Январь: традиционный праздник в Липпе/Детмольд[577]. На следующий день вручение грамоты почетного гражданина – замечательная работа мастера – в Мюнстере и большая манифестация с участием 12 000 человек. Выступления гауляйтера и бургомистра отличались той внутренней порядочностью и стройностью, которые всегда были присущи д[окто]ру Мейеру[578]. Вечером католический Мюнстер, давний оплот Ватикана, приветствовал меня несмолкающими аплодисментами, которые говорят о том, что великий прорыв продолжается, и теперь остается лишь не допустить, чтобы навстречу хлынула вода. Чтобы господство Рима было сведено на нет, все бастионы должны быть разрушены до основания.
18 [января] совещание со Шварцем и Леем, посвященное Высшей школе. После некоторых препирательств старое предложение заменили моим, с одним дополнением, которое я одобрил из соображений лояльности к Лею.
23 [января] выступал с докладом перед командирами дивизий в Военном министерстве, а 4.2 выступал в Бад – Тёльце[579] перед 200 ротными командирами, приехавшими из разных уголков Рейха. Тема доклада: «Противоборствующие м[иро]в[оззрения] современности». Прямым текстом, но логически обоснованно. После сдержанности в начале слушатели согласились со мной. Здесь тоже необходима непрерывная работа: вермахт должен быть инструментом н[ационал] – с[оциалистического] м[иро]в[оззрения]. Руководитель учебных курсов вермахта – генерал Рейнике[580], был, как мне показалось, доволен. Перспектива на ближайшие годы: когда мы выполним свою задачу, эти офицеры будут направлены в наши учебные центры, а молодые н[ационал] – с[оциалисты] к ним в качестве призывников. Лишь тогда можно будет добиться сплоченности рядов.
4.2. Урбан вновь говорил с Ханке, который честно прилагает усилия к сотрудничеству. Он не преминул разоткровенничаться, когда У[рбан] упомянул о том, как ему непросто – ведь о докторе Г[еббельсе] все, начиная от гаулейтера и заканчивая уборщицей, высказываются в самом нелицеприятном свете. Ханке сказал, что собирался даже оставить свой пост. Фюрер был глубоко потрясен и заметил Ханке, что держит д[окто]ра Геббельса из государственно – политических соображений, в душе же он давно с ним покончил. Он знает, что поддерживает его в ущерб своей собственной репутации…
Каждый день мы наблюдаем этот гнойник на теле нашей революции, представляющий собой угрозу для здоровых тканей.
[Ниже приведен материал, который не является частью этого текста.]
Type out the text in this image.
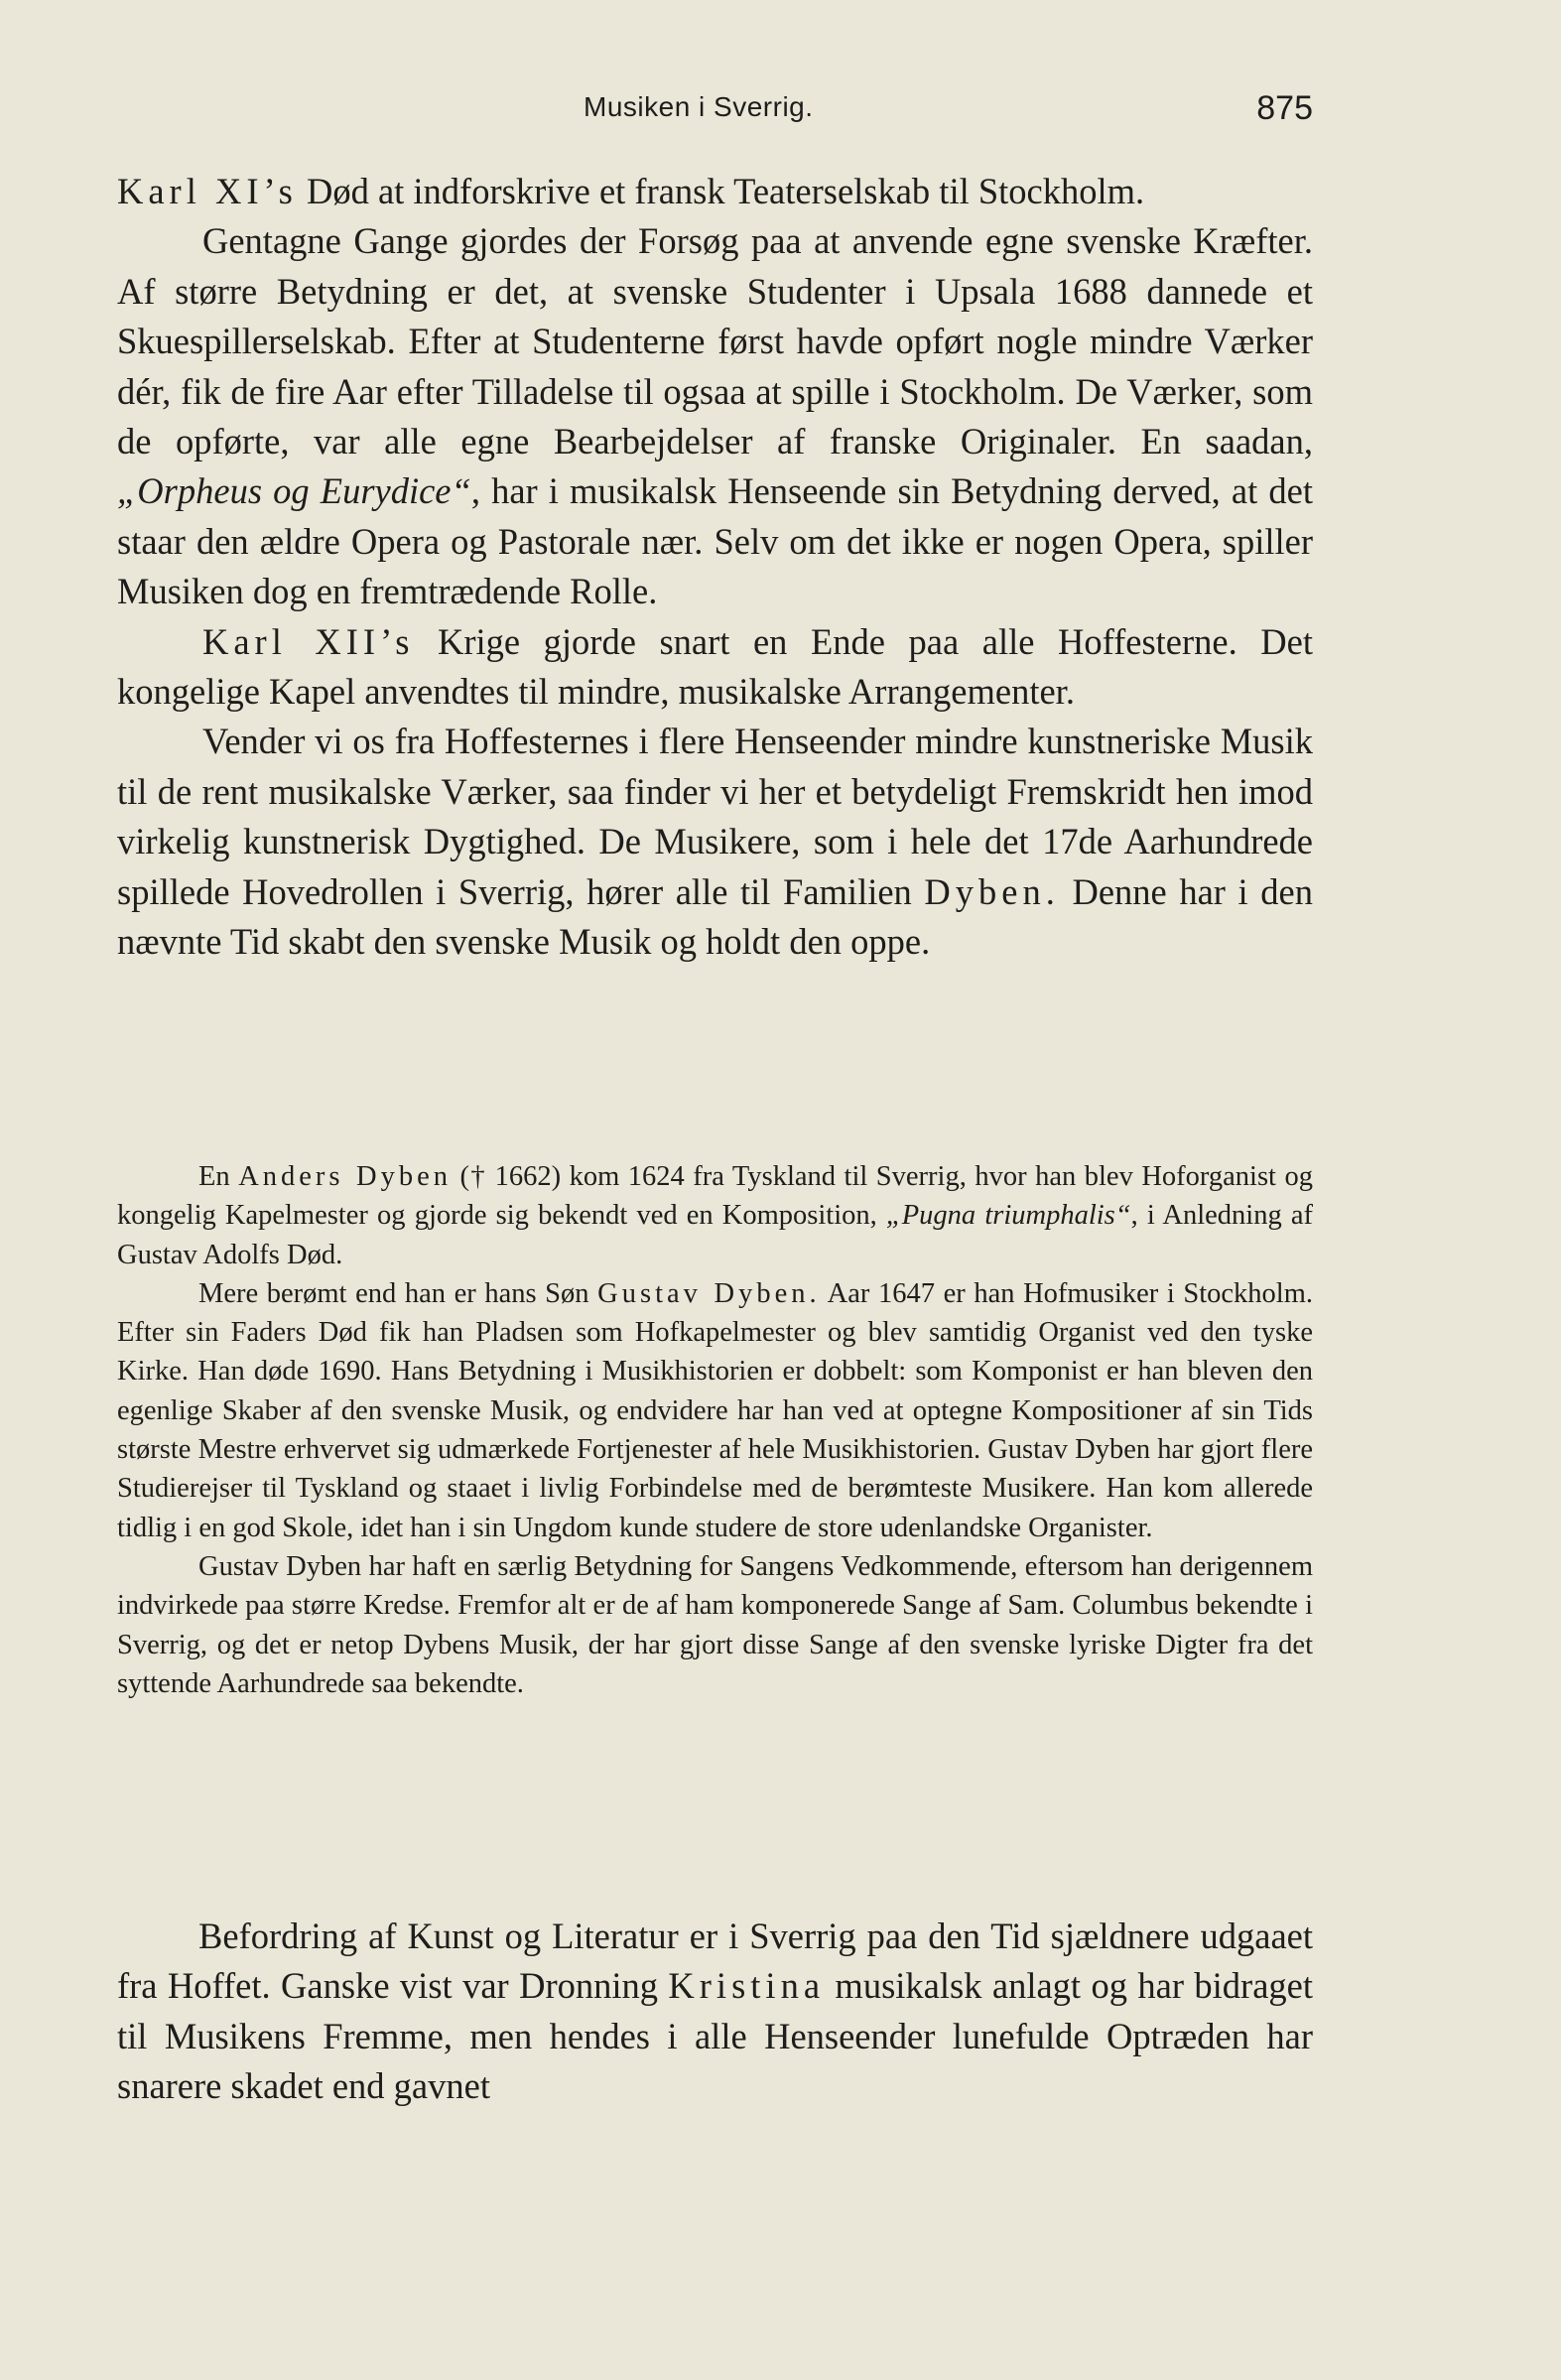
Musiken i Sverrig.	875

Karl XI’s Død at indforskrive et fransk Teaterselskab til Stockholm.

Gentagne Gange gjordes der Forsøg paa at anvende egne svenske Kræfter. Af større Betydning er det, at svenske Studenter i Upsala 1688 dannede et Skuespillerselskab. Efter at Studenterne først havde opført nogle mindre Værker dér, fik de fire Aar efter Tilladelse til ogsaa at spille i Stockholm. De Værker, som de opførte, var alle egne Bearbejdelser af franske Originaler. En saadan, „Orpheus og Eurydice“, har i musikalsk Henseende sin Betydning derved, at det staar den ældre Opera og Pastorale nær. Selv om det ikke er nogen Opera, spiller Musiken dog en fremtrædende Rolle.

Karl XII’s Krige gjorde snart en Ende paa alle Hoffesterne. Det kongelige Kapel anvendtes til mindre, musikalske Arrangementer.

Vender vi os fra Hoffesternes i flere Henseender mindre kunstneriske Musik til de rent musikalske Værker, saa finder vi her et betydeligt Fremskridt hen imod virkelig kunstnerisk Dygtighed. De Musikere, som i hele det 17de Aarhundrede spillede Hovedrollen i Sverrig, hører alle til Familien Dyben. Denne har i den nævnte Tid skabt den svenske Musik og holdt den oppe.

En Anders Dyben († 1662) kom 1624 fra Tyskland til Sverrig, hvor han blev Hoforganist og kongelig Kapelmester og gjorde sig bekendt ved en Komposition, „Pugna triumphalis“, i Anledning af Gustav Adolfs Død.

Mere berømt end han er hans Søn Gustav Dyben. Aar 1647 er han Hofmusiker i Stockholm. Efter sin Faders Død fik han Pladsen som Hofkapelmester og blev samtidig Organist ved den tyske Kirke. Han døde 1690. Hans Betydning i Musikhistorien er dobbelt: som Komponist er han bleven den egenlige Skaber af den svenske Musik, og endvidere har han ved at optegne Kompositioner af sin Tids største Mestre erhvervet sig udmærkede Fortjenester af hele Musikhistorien. Gustav Dyben har gjort flere Studierejser til Tyskland og staaet i livlig Forbindelse med de berømteste Musikere. Han kom allerede tidlig i en god Skole, idet han i sin Ungdom kunde studere de store udenlandske Organister.

Gustav Dyben har haft en særlig Betydning for Sangens Vedkommende, eftersom han derigennem indvirkede paa større Kredse. Fremfor alt er de af ham komponerede Sange af Sam. Columbus bekendte i Sverrig, og det er netop Dybens Musik, der har gjort disse Sange af den svenske lyriske Digter fra det syttende Aarhundrede saa bekendte.

Befordring af Kunst og Literatur er i Sverrig paa den Tid sjældnere udgaaet fra Hoffet. Ganske vist var Dronning Kristina musikalsk anlagt og har bidraget til Musikens Fremme, men hendes i alle Henseender lunefulde Optræden har snarere skadet end gavnet
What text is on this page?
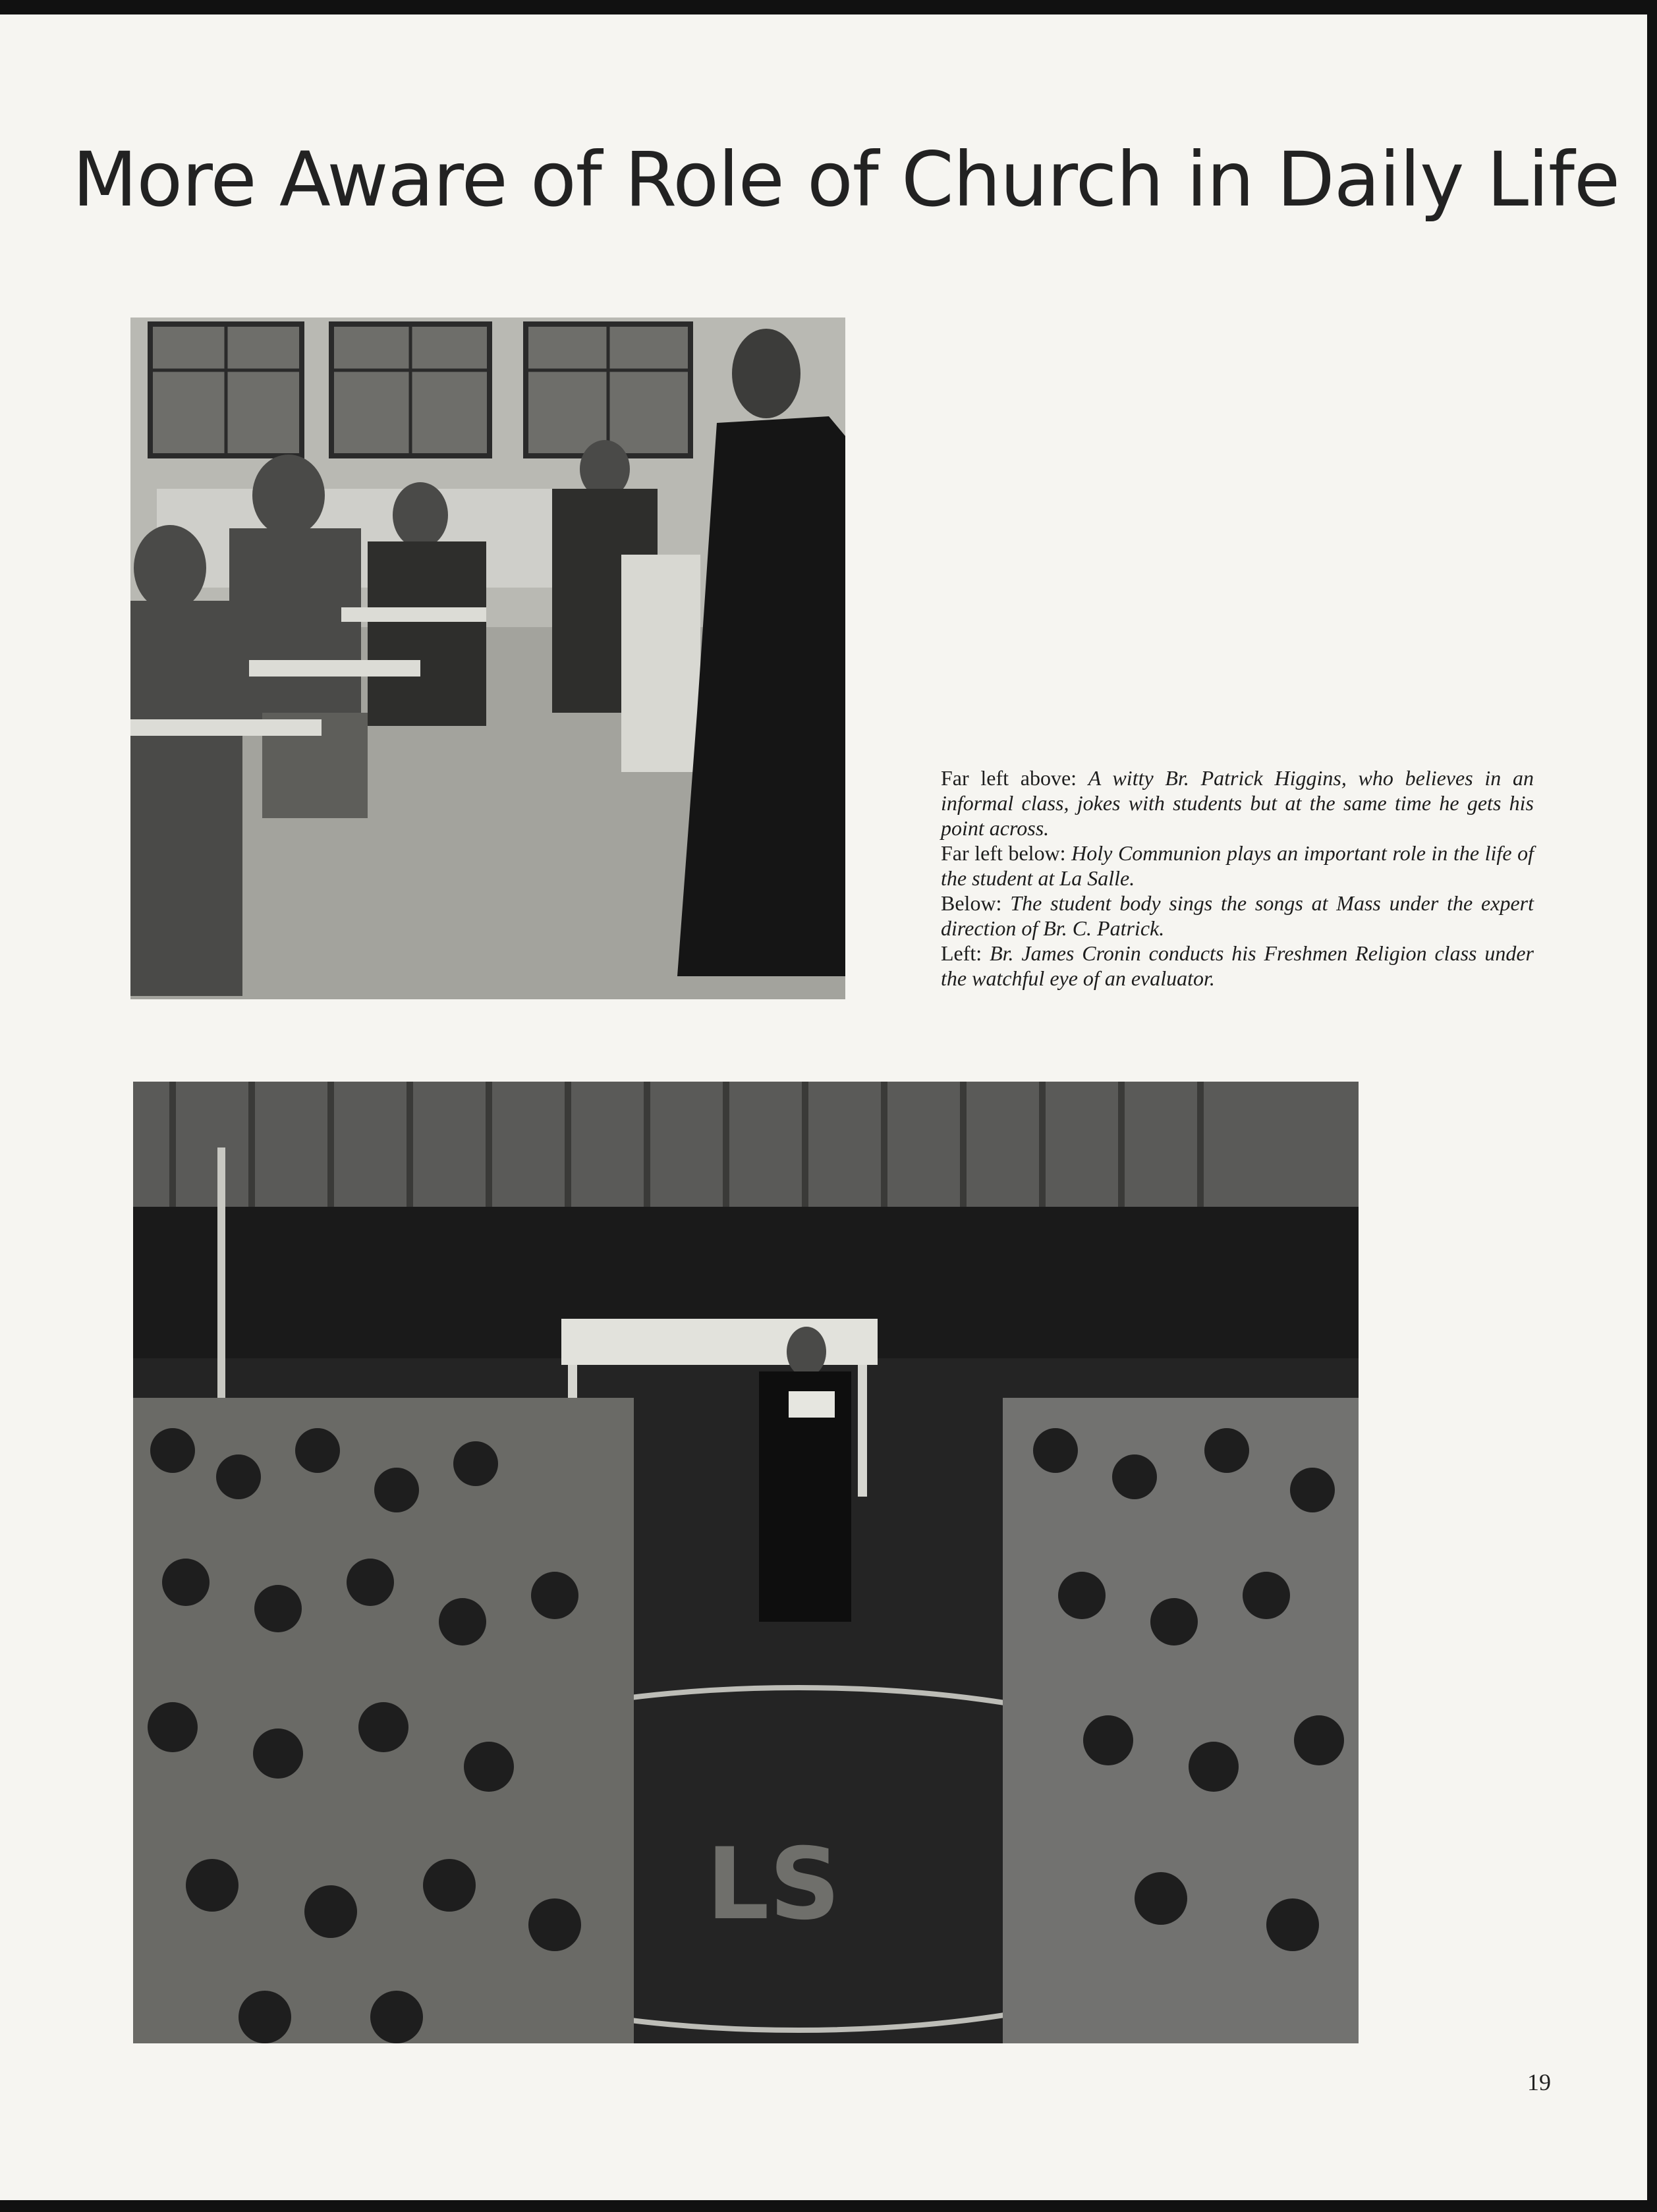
More Aware of Role of Church in Daily Life

Far left above: A witty Br. Patrick Higgins, who believes in an informal class, jokes with students but at the same time he gets his point across.

Far left below: Holy Communion plays an important role in the life of the student at La Salle.

Below: The student body sings the songs at Mass under the expert direction of Br. C. Patrick.

Left: Br. James Cronin conducts his Freshmen Religion class under the watchful eye of an evaluator.

LS
19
У д[окто]ра Г[еббельса] нет ни одного друга, ни одного товарища, его собственные ставленники бранят его.
Д[окто]р Ф.[581] сказал мне на днях: за сексуальные домогательства со стороны начальника в адрес служащих женского пола полагается тюрьма. Д[окто]р Г[еббельс] в чине рейхсминистра совершал подобные проступки десятки раз и даже пытался втянуть в это Ханке. Все, чего он заслуживает, это презрение как реакция на это многолетнее вредительство и злоупотребление доверием, которое было оказано ему фюрером.
27.1. я выступал перед экономическими консультантами гау в Мюнхене. И здесь позиции укреплены, все единодушно меня поддерживают.
1.3.1939, вечер
Только что вернулся с приема, который фюрер ежегодно дает для дипломатического корпуса. Дарре рассказал мне следующее: на партийном приеме (25.2.) в Мюнхене Геббельс заявил – фюреру не подходит его образ жизни, – ему следовало задуматься над этим еще в 1924 году! И хотя мне известно о том, что у д[окто]ра Г[еббельса] гадкий характер, я был поражен откровенностью высказывания и поинтересовался, к кому именно Г[еббельс] обратил такие речи. Д[арре]: «[Слова были адресованы] моей жене и жене Керрла». Он позвал свою супругу, и та рассказала мне, что в Мюнхене д[окто]р Г[еббельс] заметил: о нем говорят так много, вместо этого следовало бы разрешить ему жить так, как ему хочется. Д[окто]р Лей, якобы, тоже заявил фюреру, что тому следовало задуматься еще в 1924 году, иначе выбор [Лея] пал бы на другую партию…!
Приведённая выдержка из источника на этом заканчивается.